Decía Stephen Hawking que el tiempo no tuvo un inicio como imaginamos. Utilizaba la analogía del Polo Sur: si viajas hacia el sur, llegas a un punto donde la dimensión simplemente termina de forma suave. No hay nada "al sur del Polo Sur". De la misma manera, el tiempo nace con el universo, pero no hubo un "antes".
Sin embargo, mi intuición me dice que nuestra realidad es como una gota en una mezcla de líquidos de distintas densidades. Al agitarse ese sistema entrópico, se forman burbujas que no se mezclan entre sí. Nosotros habitamos una de ellas, con nuestras leyes, nuestra gravedad y nuestra luz. Quizás los agujeros negros no sean solo sumideros de materia, sino puntos donde la tensión superficial de nuestra burbuja se estira hasta abrir una puerta a lo que hay fuera, a otras vecindades universales.
Pero aquí surge nuestro gran hándicap existencial: estamos condenados a nuestra propia burbuja. Aunque pudiéramos cruzar a la contigua, nuestras leyes físicas (nuestra "densidad") serían incompatibles. Nos desintegraríamos antes de poder analizar qué necesitamos para interactuar allí.
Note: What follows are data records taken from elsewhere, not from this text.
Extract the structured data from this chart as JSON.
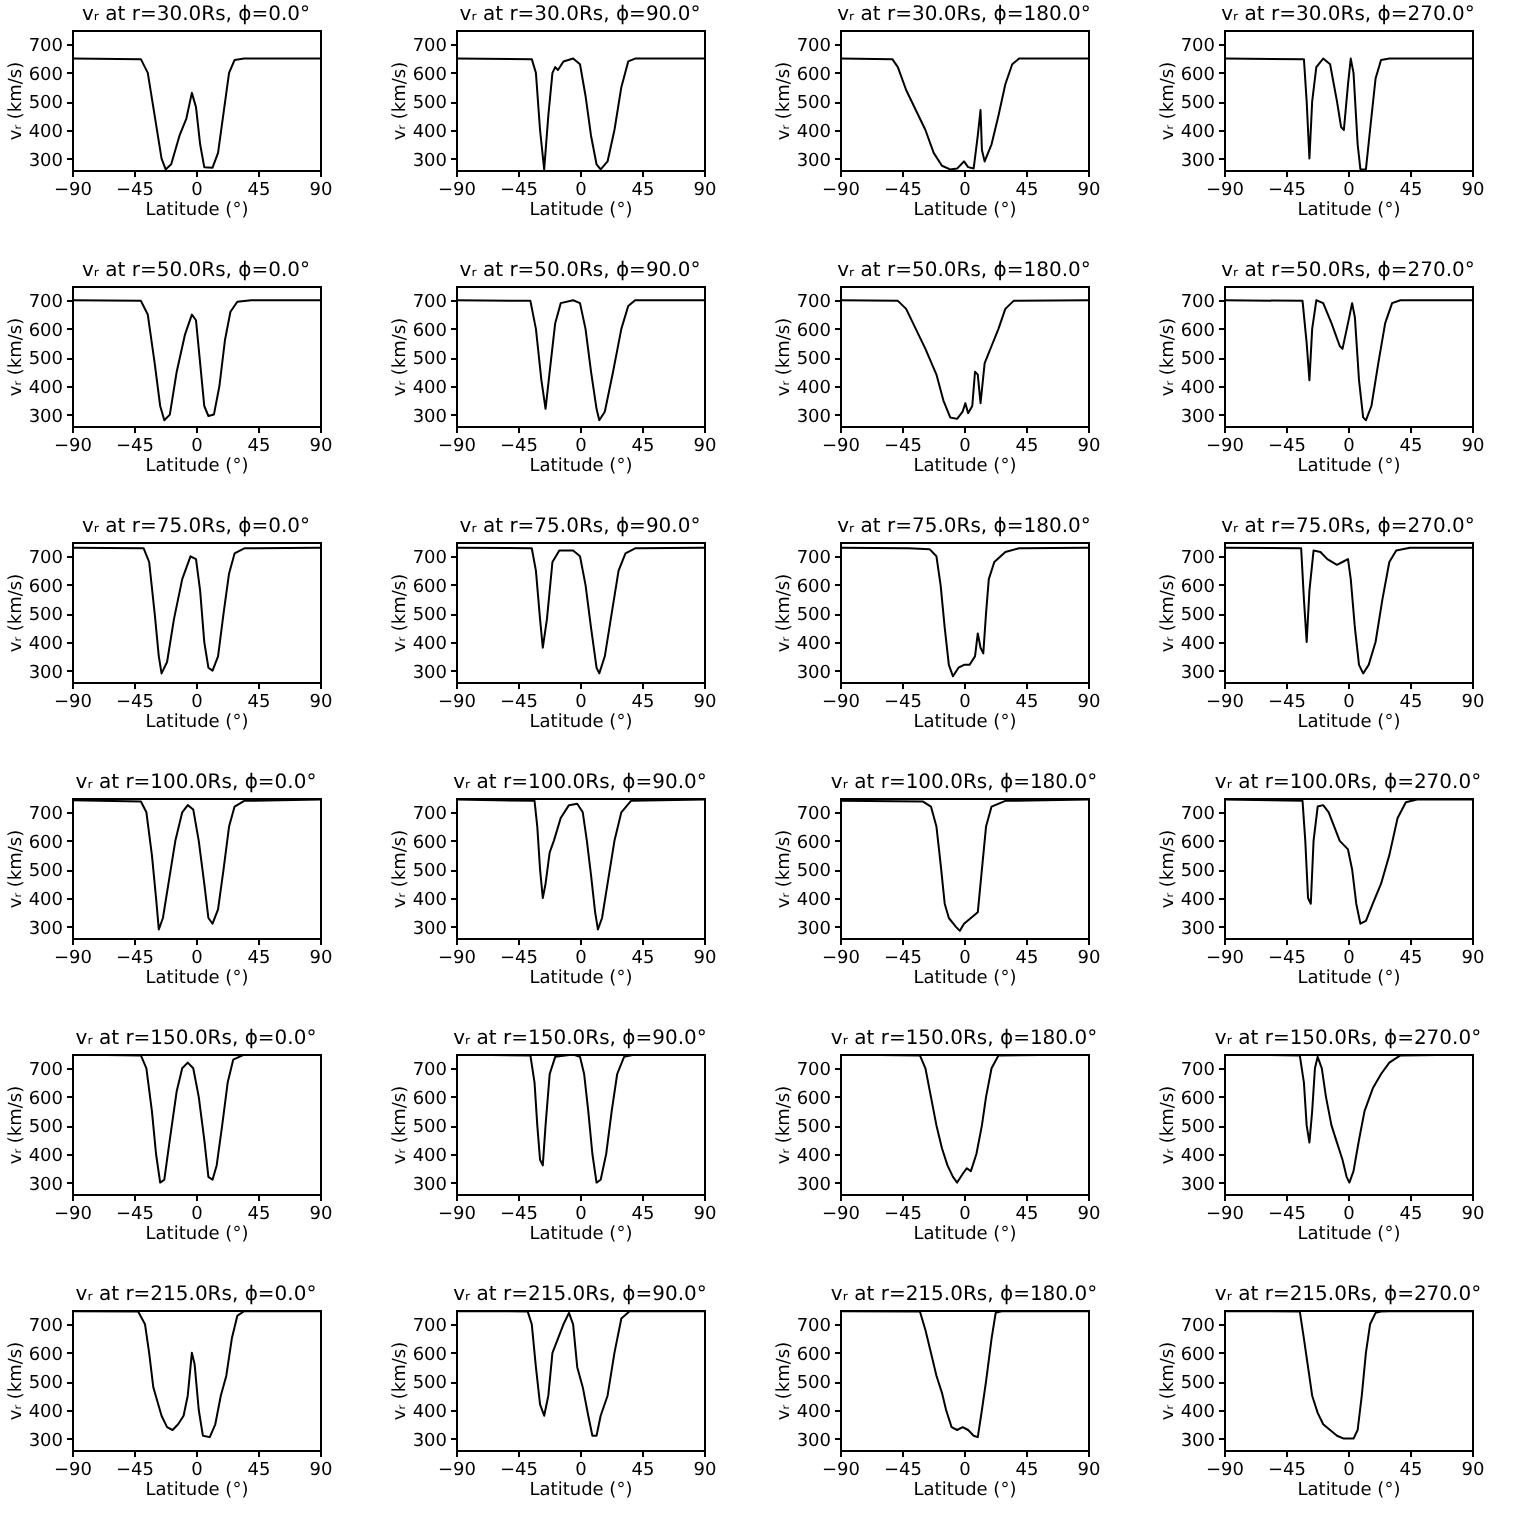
{
  "chart_data": [
    {
      "type": "line",
      "title": "vᵣ at r=30.0Rs, ϕ=0.0°",
      "xlabel": "Latitude (°)",
      "ylabel": "vᵣ (km/s)",
      "color": "#000000",
      "xlim": [
        -90,
        90
      ],
      "ylim": [
        260,
        750
      ],
      "xticks": [
        -90,
        -45,
        0,
        45,
        90
      ],
      "yticks": [
        300,
        400,
        500,
        600,
        700
      ],
      "x": [
        -90,
        -40,
        -35,
        -30,
        -25,
        -22,
        -18,
        -12,
        -7,
        -3,
        0,
        3,
        6,
        12,
        16,
        20,
        24,
        28,
        35,
        90
      ],
      "values": [
        650,
        648,
        600,
        450,
        300,
        262,
        280,
        380,
        440,
        530,
        480,
        350,
        270,
        268,
        320,
        460,
        600,
        645,
        650,
        650
      ]
    },
    {
      "type": "line",
      "title": "vᵣ at r=30.0Rs, ϕ=90.0°",
      "xlabel": "Latitude (°)",
      "ylabel": "vᵣ (km/s)",
      "color": "#000000",
      "xlim": [
        -90,
        90
      ],
      "ylim": [
        260,
        750
      ],
      "xticks": [
        -90,
        -45,
        0,
        45,
        90
      ],
      "yticks": [
        300,
        400,
        500,
        600,
        700
      ],
      "x": [
        -90,
        -35,
        -32,
        -29,
        -26,
        -23,
        -20,
        -18,
        -16,
        -12,
        -5,
        0,
        4,
        8,
        12,
        15,
        20,
        25,
        30,
        35,
        40,
        90
      ],
      "values": [
        650,
        648,
        600,
        400,
        262,
        450,
        600,
        620,
        610,
        640,
        650,
        630,
        520,
        380,
        280,
        262,
        290,
        400,
        550,
        640,
        650,
        650
      ]
    },
    {
      "type": "line",
      "title": "vᵣ at r=30.0Rs, ϕ=180.0°",
      "xlabel": "Latitude (°)",
      "ylabel": "vᵣ (km/s)",
      "color": "#000000",
      "xlim": [
        -90,
        90
      ],
      "ylim": [
        260,
        750
      ],
      "xticks": [
        -90,
        -45,
        0,
        45,
        90
      ],
      "yticks": [
        300,
        400,
        500,
        600,
        700
      ],
      "x": [
        -90,
        -52,
        -48,
        -42,
        -35,
        -28,
        -22,
        -16,
        -10,
        -5,
        0,
        3,
        7,
        10,
        12,
        13,
        15,
        20,
        25,
        30,
        35,
        40,
        90
      ],
      "values": [
        650,
        648,
        620,
        540,
        470,
        400,
        320,
        275,
        262,
        265,
        290,
        270,
        265,
        380,
        470,
        330,
        290,
        350,
        450,
        560,
        630,
        650,
        650
      ]
    },
    {
      "type": "line",
      "title": "vᵣ at r=30.0Rs, ϕ=270.0°",
      "xlabel": "Latitude (°)",
      "ylabel": "vᵣ (km/s)",
      "color": "#000000",
      "xlim": [
        -90,
        90
      ],
      "ylim": [
        260,
        750
      ],
      "xticks": [
        -90,
        -45,
        0,
        45,
        90
      ],
      "yticks": [
        300,
        400,
        500,
        600,
        700
      ],
      "x": [
        -90,
        -32,
        -30,
        -28,
        -26,
        -23,
        -18,
        -13,
        -8,
        -5,
        -3,
        0,
        2,
        4,
        7,
        9,
        13,
        16,
        20,
        24,
        30,
        90
      ],
      "values": [
        650,
        648,
        500,
        300,
        500,
        620,
        650,
        630,
        500,
        410,
        400,
        560,
        650,
        600,
        350,
        262,
        262,
        400,
        580,
        645,
        650,
        650
      ]
    },
    {
      "type": "line",
      "title": "vᵣ at r=50.0Rs, ϕ=0.0°",
      "xlabel": "Latitude (°)",
      "ylabel": "vᵣ (km/s)",
      "color": "#000000",
      "xlim": [
        -90,
        90
      ],
      "ylim": [
        260,
        750
      ],
      "xticks": [
        -90,
        -45,
        0,
        45,
        90
      ],
      "yticks": [
        300,
        400,
        500,
        600,
        700
      ],
      "x": [
        -90,
        -40,
        -35,
        -30,
        -26,
        -23,
        -19,
        -14,
        -8,
        -3,
        0,
        3,
        6,
        9,
        13,
        17,
        21,
        25,
        30,
        40,
        90
      ],
      "values": [
        700,
        698,
        650,
        480,
        330,
        280,
        300,
        450,
        580,
        650,
        630,
        480,
        330,
        295,
        300,
        400,
        560,
        660,
        695,
        700,
        700
      ]
    },
    {
      "type": "line",
      "title": "vᵣ at r=50.0Rs, ϕ=90.0°",
      "xlabel": "Latitude (°)",
      "ylabel": "vᵣ (km/s)",
      "color": "#000000",
      "xlim": [
        -90,
        90
      ],
      "ylim": [
        260,
        750
      ],
      "xticks": [
        -90,
        -45,
        0,
        45,
        90
      ],
      "yticks": [
        300,
        400,
        500,
        600,
        700
      ],
      "x": [
        -90,
        -36,
        -32,
        -28,
        -25,
        -22,
        -18,
        -14,
        -5,
        0,
        4,
        8,
        12,
        14,
        18,
        24,
        30,
        35,
        40,
        90
      ],
      "values": [
        700,
        698,
        600,
        420,
        320,
        450,
        620,
        690,
        700,
        690,
        600,
        450,
        320,
        280,
        310,
        450,
        600,
        680,
        700,
        700
      ]
    },
    {
      "type": "line",
      "title": "vᵣ at r=50.0Rs, ϕ=180.0°",
      "xlabel": "Latitude (°)",
      "ylabel": "vᵣ (km/s)",
      "color": "#000000",
      "xlim": [
        -90,
        90
      ],
      "ylim": [
        260,
        750
      ],
      "xticks": [
        -90,
        -45,
        0,
        45,
        90
      ],
      "yticks": [
        300,
        400,
        500,
        600,
        700
      ],
      "x": [
        -90,
        -48,
        -42,
        -35,
        -28,
        -20,
        -15,
        -10,
        -5,
        -1,
        1,
        3,
        6,
        8,
        10,
        12,
        15,
        20,
        25,
        30,
        36,
        90
      ],
      "values": [
        700,
        698,
        670,
        600,
        530,
        440,
        350,
        290,
        285,
        310,
        340,
        305,
        330,
        450,
        440,
        340,
        480,
        540,
        600,
        670,
        698,
        700
      ]
    },
    {
      "type": "line",
      "title": "vᵣ at r=50.0Rs, ϕ=270.0°",
      "xlabel": "Latitude (°)",
      "ylabel": "vᵣ (km/s)",
      "color": "#000000",
      "xlim": [
        -90,
        90
      ],
      "ylim": [
        260,
        750
      ],
      "xticks": [
        -90,
        -45,
        0,
        45,
        90
      ],
      "yticks": [
        300,
        400,
        500,
        600,
        700
      ],
      "x": [
        -90,
        -33,
        -30,
        -28,
        -26,
        -23,
        -18,
        -12,
        -6,
        -4,
        0,
        3,
        5,
        8,
        11,
        13,
        17,
        22,
        27,
        32,
        38,
        90
      ],
      "values": [
        700,
        698,
        550,
        420,
        600,
        700,
        690,
        620,
        540,
        530,
        620,
        690,
        640,
        420,
        290,
        280,
        330,
        480,
        620,
        690,
        700,
        700
      ]
    },
    {
      "type": "line",
      "title": "vᵣ at r=75.0Rs, ϕ=0.0°",
      "xlabel": "Latitude (°)",
      "ylabel": "vᵣ (km/s)",
      "color": "#000000",
      "xlim": [
        -90,
        90
      ],
      "ylim": [
        260,
        750
      ],
      "xticks": [
        -90,
        -45,
        0,
        45,
        90
      ],
      "yticks": [
        300,
        400,
        500,
        600,
        700
      ],
      "x": [
        -90,
        -38,
        -34,
        -30,
        -27,
        -25,
        -21,
        -16,
        -10,
        -4,
        0,
        3,
        6,
        9,
        12,
        16,
        20,
        24,
        28,
        35,
        90
      ],
      "values": [
        730,
        728,
        680,
        500,
        350,
        290,
        330,
        480,
        620,
        700,
        690,
        580,
        400,
        310,
        300,
        350,
        500,
        640,
        710,
        728,
        730
      ]
    },
    {
      "type": "line",
      "title": "vᵣ at r=75.0Rs, ϕ=90.0°",
      "xlabel": "Latitude (°)",
      "ylabel": "vᵣ (km/s)",
      "color": "#000000",
      "xlim": [
        -90,
        90
      ],
      "ylim": [
        260,
        750
      ],
      "xticks": [
        -90,
        -45,
        0,
        45,
        90
      ],
      "yticks": [
        300,
        400,
        500,
        600,
        700
      ],
      "x": [
        -90,
        -35,
        -32,
        -29,
        -27,
        -24,
        -20,
        -15,
        -5,
        0,
        4,
        8,
        12,
        14,
        18,
        23,
        28,
        33,
        40,
        90
      ],
      "values": [
        730,
        728,
        650,
        480,
        380,
        480,
        680,
        720,
        720,
        700,
        600,
        450,
        310,
        290,
        350,
        500,
        650,
        710,
        728,
        730
      ]
    },
    {
      "type": "line",
      "title": "vᵣ at r=75.0Rs, ϕ=180.0°",
      "xlabel": "Latitude (°)",
      "ylabel": "vᵣ (km/s)",
      "color": "#000000",
      "xlim": [
        -90,
        90
      ],
      "ylim": [
        260,
        750
      ],
      "xticks": [
        -90,
        -45,
        0,
        45,
        90
      ],
      "yticks": [
        300,
        400,
        500,
        600,
        700
      ],
      "x": [
        -90,
        -40,
        -25,
        -20,
        -17,
        -14,
        -11,
        -8,
        -4,
        0,
        4,
        8,
        10,
        12,
        14,
        16,
        18,
        22,
        30,
        40,
        90
      ],
      "values": [
        730,
        728,
        725,
        700,
        600,
        450,
        320,
        280,
        310,
        320,
        320,
        350,
        430,
        380,
        360,
        500,
        620,
        680,
        715,
        728,
        730
      ]
    },
    {
      "type": "line",
      "title": "vᵣ at r=75.0Rs, ϕ=270.0°",
      "xlabel": "Latitude (°)",
      "ylabel": "vᵣ (km/s)",
      "color": "#000000",
      "xlim": [
        -90,
        90
      ],
      "ylim": [
        260,
        750
      ],
      "xticks": [
        -90,
        -45,
        0,
        45,
        90
      ],
      "yticks": [
        300,
        400,
        500,
        600,
        700
      ],
      "x": [
        -90,
        -34,
        -32,
        -30,
        -28,
        -25,
        -20,
        -15,
        -8,
        -4,
        0,
        2,
        5,
        8,
        11,
        15,
        20,
        25,
        30,
        35,
        45,
        90
      ],
      "values": [
        730,
        728,
        550,
        400,
        580,
        720,
        715,
        690,
        670,
        680,
        690,
        620,
        450,
        320,
        290,
        320,
        400,
        550,
        680,
        720,
        730,
        730
      ]
    },
    {
      "type": "line",
      "title": "vᵣ at r=100.0Rs, ϕ=0.0°",
      "xlabel": "Latitude (°)",
      "ylabel": "vᵣ (km/s)",
      "color": "#000000",
      "xlim": [
        -90,
        90
      ],
      "ylim": [
        260,
        750
      ],
      "xticks": [
        -90,
        -45,
        0,
        45,
        90
      ],
      "yticks": [
        300,
        400,
        500,
        600,
        700
      ],
      "x": [
        -90,
        -40,
        -36,
        -32,
        -29,
        -27,
        -24,
        -20,
        -15,
        -10,
        -6,
        -2,
        2,
        6,
        9,
        12,
        16,
        20,
        24,
        28,
        35,
        90
      ],
      "values": [
        742,
        738,
        700,
        550,
        400,
        290,
        330,
        450,
        600,
        700,
        725,
        710,
        600,
        450,
        330,
        310,
        360,
        500,
        650,
        720,
        740,
        745
      ]
    },
    {
      "type": "line",
      "title": "vᵣ at r=100.0Rs, ϕ=90.0°",
      "xlabel": "Latitude (°)",
      "ylabel": "vᵣ (km/s)",
      "color": "#000000",
      "xlim": [
        -90,
        90
      ],
      "ylim": [
        260,
        750
      ],
      "xticks": [
        -90,
        -45,
        0,
        45,
        90
      ],
      "yticks": [
        300,
        400,
        500,
        600,
        700
      ],
      "x": [
        -90,
        -33,
        -31,
        -29,
        -27,
        -25,
        -22,
        -19,
        -14,
        -8,
        -2,
        2,
        5,
        8,
        11,
        13,
        16,
        20,
        25,
        30,
        37,
        90
      ],
      "values": [
        745,
        740,
        650,
        500,
        400,
        450,
        560,
        600,
        680,
        725,
        730,
        700,
        600,
        480,
        350,
        290,
        330,
        450,
        600,
        700,
        740,
        745
      ]
    },
    {
      "type": "line",
      "title": "vᵣ at r=100.0Rs, ϕ=180.0°",
      "xlabel": "Latitude (°)",
      "ylabel": "vᵣ (km/s)",
      "color": "#000000",
      "xlim": [
        -90,
        90
      ],
      "ylim": [
        260,
        750
      ],
      "xticks": [
        -90,
        -45,
        0,
        45,
        90
      ],
      "yticks": [
        300,
        400,
        500,
        600,
        700
      ],
      "x": [
        -90,
        -30,
        -24,
        -20,
        -17,
        -14,
        -11,
        -6,
        -3,
        0,
        5,
        10,
        13,
        16,
        20,
        30,
        90
      ],
      "values": [
        740,
        738,
        720,
        650,
        520,
        380,
        330,
        300,
        285,
        310,
        330,
        350,
        500,
        650,
        720,
        740,
        745
      ]
    },
    {
      "type": "line",
      "title": "vᵣ at r=100.0Rs, ϕ=270.0°",
      "xlabel": "Latitude (°)",
      "ylabel": "vᵣ (km/s)",
      "color": "#000000",
      "xlim": [
        -90,
        90
      ],
      "ylim": [
        260,
        750
      ],
      "xticks": [
        -90,
        -45,
        0,
        45,
        90
      ],
      "yticks": [
        300,
        400,
        500,
        600,
        700
      ],
      "x": [
        -90,
        -33,
        -31,
        -29,
        -27,
        -25,
        -22,
        -18,
        -14,
        -10,
        -6,
        0,
        3,
        6,
        9,
        13,
        18,
        24,
        30,
        36,
        42,
        50,
        90
      ],
      "values": [
        745,
        740,
        600,
        400,
        380,
        600,
        720,
        725,
        700,
        650,
        600,
        570,
        500,
        380,
        310,
        320,
        380,
        450,
        550,
        680,
        735,
        745,
        745
      ]
    },
    {
      "type": "line",
      "title": "vᵣ at r=150.0Rs, ϕ=0.0°",
      "xlabel": "Latitude (°)",
      "ylabel": "vᵣ (km/s)",
      "color": "#000000",
      "xlim": [
        -90,
        90
      ],
      "ylim": [
        260,
        750
      ],
      "xticks": [
        -90,
        -45,
        0,
        45,
        90
      ],
      "yticks": [
        300,
        400,
        500,
        600,
        700
      ],
      "x": [
        -90,
        -40,
        -36,
        -32,
        -29,
        -26,
        -23,
        -19,
        -14,
        -10,
        -6,
        -2,
        2,
        6,
        9,
        12,
        15,
        19,
        23,
        27,
        35,
        90
      ],
      "values": [
        748,
        745,
        700,
        550,
        400,
        300,
        310,
        450,
        620,
        700,
        720,
        700,
        600,
        450,
        320,
        310,
        360,
        500,
        650,
        730,
        748,
        748
      ]
    },
    {
      "type": "line",
      "title": "vᵣ at r=150.0Rs, ϕ=90.0°",
      "xlabel": "Latitude (°)",
      "ylabel": "vᵣ (km/s)",
      "color": "#000000",
      "xlim": [
        -90,
        90
      ],
      "ylim": [
        260,
        750
      ],
      "xticks": [
        -90,
        -45,
        0,
        45,
        90
      ],
      "yticks": [
        300,
        400,
        500,
        600,
        700
      ],
      "x": [
        -90,
        -36,
        -33,
        -31,
        -29,
        -27,
        -25,
        -22,
        -18,
        -5,
        0,
        3,
        6,
        9,
        12,
        15,
        19,
        23,
        27,
        32,
        40,
        90
      ],
      "values": [
        748,
        745,
        650,
        500,
        380,
        360,
        500,
        680,
        740,
        748,
        740,
        680,
        550,
        400,
        300,
        310,
        400,
        550,
        680,
        740,
        748,
        748
      ]
    },
    {
      "type": "line",
      "title": "vᵣ at r=150.0Rs, ϕ=180.0°",
      "xlabel": "Latitude (°)",
      "ylabel": "vᵣ (km/s)",
      "color": "#000000",
      "xlim": [
        -90,
        90
      ],
      "ylim": [
        260,
        750
      ],
      "xticks": [
        -90,
        -45,
        0,
        45,
        90
      ],
      "yticks": [
        300,
        400,
        500,
        600,
        700
      ],
      "x": [
        -90,
        -32,
        -28,
        -24,
        -20,
        -16,
        -12,
        -8,
        -5,
        -1,
        2,
        5,
        9,
        13,
        16,
        20,
        25,
        90
      ],
      "values": [
        748,
        745,
        700,
        600,
        500,
        420,
        360,
        320,
        300,
        330,
        350,
        340,
        400,
        500,
        600,
        700,
        745,
        748
      ]
    },
    {
      "type": "line",
      "title": "vᵣ at r=150.0Rs, ϕ=270.0°",
      "xlabel": "Latitude (°)",
      "ylabel": "vᵣ (km/s)",
      "color": "#000000",
      "xlim": [
        -90,
        90
      ],
      "ylim": [
        260,
        750
      ],
      "xticks": [
        -90,
        -45,
        0,
        45,
        90
      ],
      "yticks": [
        300,
        400,
        500,
        600,
        700
      ],
      "x": [
        -90,
        -35,
        -32,
        -30,
        -28,
        -26,
        -24,
        -22,
        -19,
        -16,
        -12,
        -8,
        -4,
        -1,
        1,
        4,
        8,
        12,
        18,
        24,
        30,
        38,
        90
      ],
      "values": [
        748,
        745,
        650,
        500,
        440,
        550,
        700,
        740,
        700,
        600,
        500,
        440,
        380,
        320,
        300,
        340,
        450,
        550,
        630,
        680,
        720,
        745,
        748
      ]
    },
    {
      "type": "line",
      "title": "vᵣ at r=215.0Rs, ϕ=0.0°",
      "xlabel": "Latitude (°)",
      "ylabel": "vᵣ (km/s)",
      "color": "#000000",
      "xlim": [
        -90,
        90
      ],
      "ylim": [
        260,
        750
      ],
      "xticks": [
        -90,
        -45,
        0,
        45,
        90
      ],
      "yticks": [
        300,
        400,
        500,
        600,
        700
      ],
      "x": [
        -90,
        -42,
        -37,
        -34,
        -31,
        -28,
        -25,
        -21,
        -17,
        -13,
        -9,
        -6,
        -3,
        -1,
        2,
        5,
        10,
        14,
        18,
        22,
        26,
        30,
        35,
        90
      ],
      "values": [
        746,
        745,
        700,
        600,
        480,
        430,
        380,
        340,
        330,
        350,
        380,
        450,
        600,
        560,
        400,
        310,
        305,
        350,
        450,
        520,
        650,
        730,
        746,
        746
      ]
    },
    {
      "type": "line",
      "title": "vᵣ at r=215.0Rs, ϕ=90.0°",
      "xlabel": "Latitude (°)",
      "ylabel": "vᵣ (km/s)",
      "color": "#000000",
      "xlim": [
        -90,
        90
      ],
      "ylim": [
        260,
        750
      ],
      "xticks": [
        -90,
        -45,
        0,
        45,
        90
      ],
      "yticks": [
        300,
        400,
        500,
        600,
        700
      ],
      "x": [
        -90,
        -38,
        -35,
        -32,
        -29,
        -26,
        -23,
        -20,
        -16,
        -12,
        -8,
        -5,
        -2,
        2,
        6,
        9,
        12,
        15,
        20,
        25,
        30,
        36,
        90
      ],
      "values": [
        746,
        745,
        700,
        550,
        420,
        380,
        450,
        600,
        650,
        700,
        740,
        700,
        550,
        480,
        380,
        310,
        310,
        380,
        450,
        600,
        720,
        746,
        746
      ]
    },
    {
      "type": "line",
      "title": "vᵣ at r=215.0Rs, ϕ=180.0°",
      "xlabel": "Latitude (°)",
      "ylabel": "vᵣ (km/s)",
      "color": "#000000",
      "xlim": [
        -90,
        90
      ],
      "ylim": [
        260,
        750
      ],
      "xticks": [
        -90,
        -45,
        0,
        45,
        90
      ],
      "yticks": [
        300,
        400,
        500,
        600,
        700
      ],
      "x": [
        -90,
        -32,
        -28,
        -24,
        -20,
        -16,
        -13,
        -9,
        -5,
        -1,
        3,
        7,
        10,
        13,
        16,
        20,
        23,
        28,
        90
      ],
      "values": [
        746,
        745,
        680,
        600,
        520,
        460,
        400,
        340,
        330,
        340,
        330,
        310,
        305,
        400,
        500,
        650,
        740,
        746,
        746
      ]
    },
    {
      "type": "line",
      "title": "vᵣ at r=215.0Rs, ϕ=270.0°",
      "xlabel": "Latitude (°)",
      "ylabel": "vᵣ (km/s)",
      "color": "#000000",
      "xlim": [
        -90,
        90
      ],
      "ylim": [
        260,
        750
      ],
      "xticks": [
        -90,
        -45,
        0,
        45,
        90
      ],
      "yticks": [
        300,
        400,
        500,
        600,
        700
      ],
      "x": [
        -90,
        -35,
        -32,
        -29,
        -26,
        -22,
        -18,
        -13,
        -8,
        -3,
        4,
        7,
        10,
        13,
        16,
        20,
        24,
        30,
        90
      ],
      "values": [
        746,
        745,
        650,
        550,
        450,
        390,
        350,
        330,
        310,
        300,
        300,
        330,
        450,
        600,
        700,
        740,
        745,
        746,
        746
      ]
    }
  ]
}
Somos ciegos ante lo que tenemos al lado.
Esta inalcanzable inmensidad, esta "materia oscura" que intuimos pero no tocamos, es la que ha obligado a nuestra civilización incipiente a buscar explicaciones en lo sagrado. Hemos crecido aceptando maravillas de la física de forma exponencial, hasta el punto de creer que nada es imposible. Pero ante el muro de lo que no podemos ver ni medir, volvemos a la mística.
La evolución de nuestra conciencia nos llevará a entender que esas incursiones fugaces o tenues de "otras realidades" no son magia. Por eso, al final del camino, la ciencia y la fe se encuentran en una paradoja:
Dios existe, pero no es Dios.
Al final, cuando uno contempla esa inconmensurable vastedad y la posibilidad de que seamos solo una gota de aceite en un océano de burbujas infinitas, nuestras trifurcas cotidianas pierden todo su sentido. Esas guerras ideológicas, el ruido incesante de la política y nuestras pequeñas luchas de poder se revelan como lo que son: hormigas peleando por una miga de pan en medio de un huracán cósmico. Quizás la verdadera evolución no sea tecnológica, sino alcanzar la humildad necesaria para entender que, en un universo donde el orden se restablece en capas inalcanzables, lo único realmente pequeño es nuestra incapacidad de dejar de mirarnos el ombligo.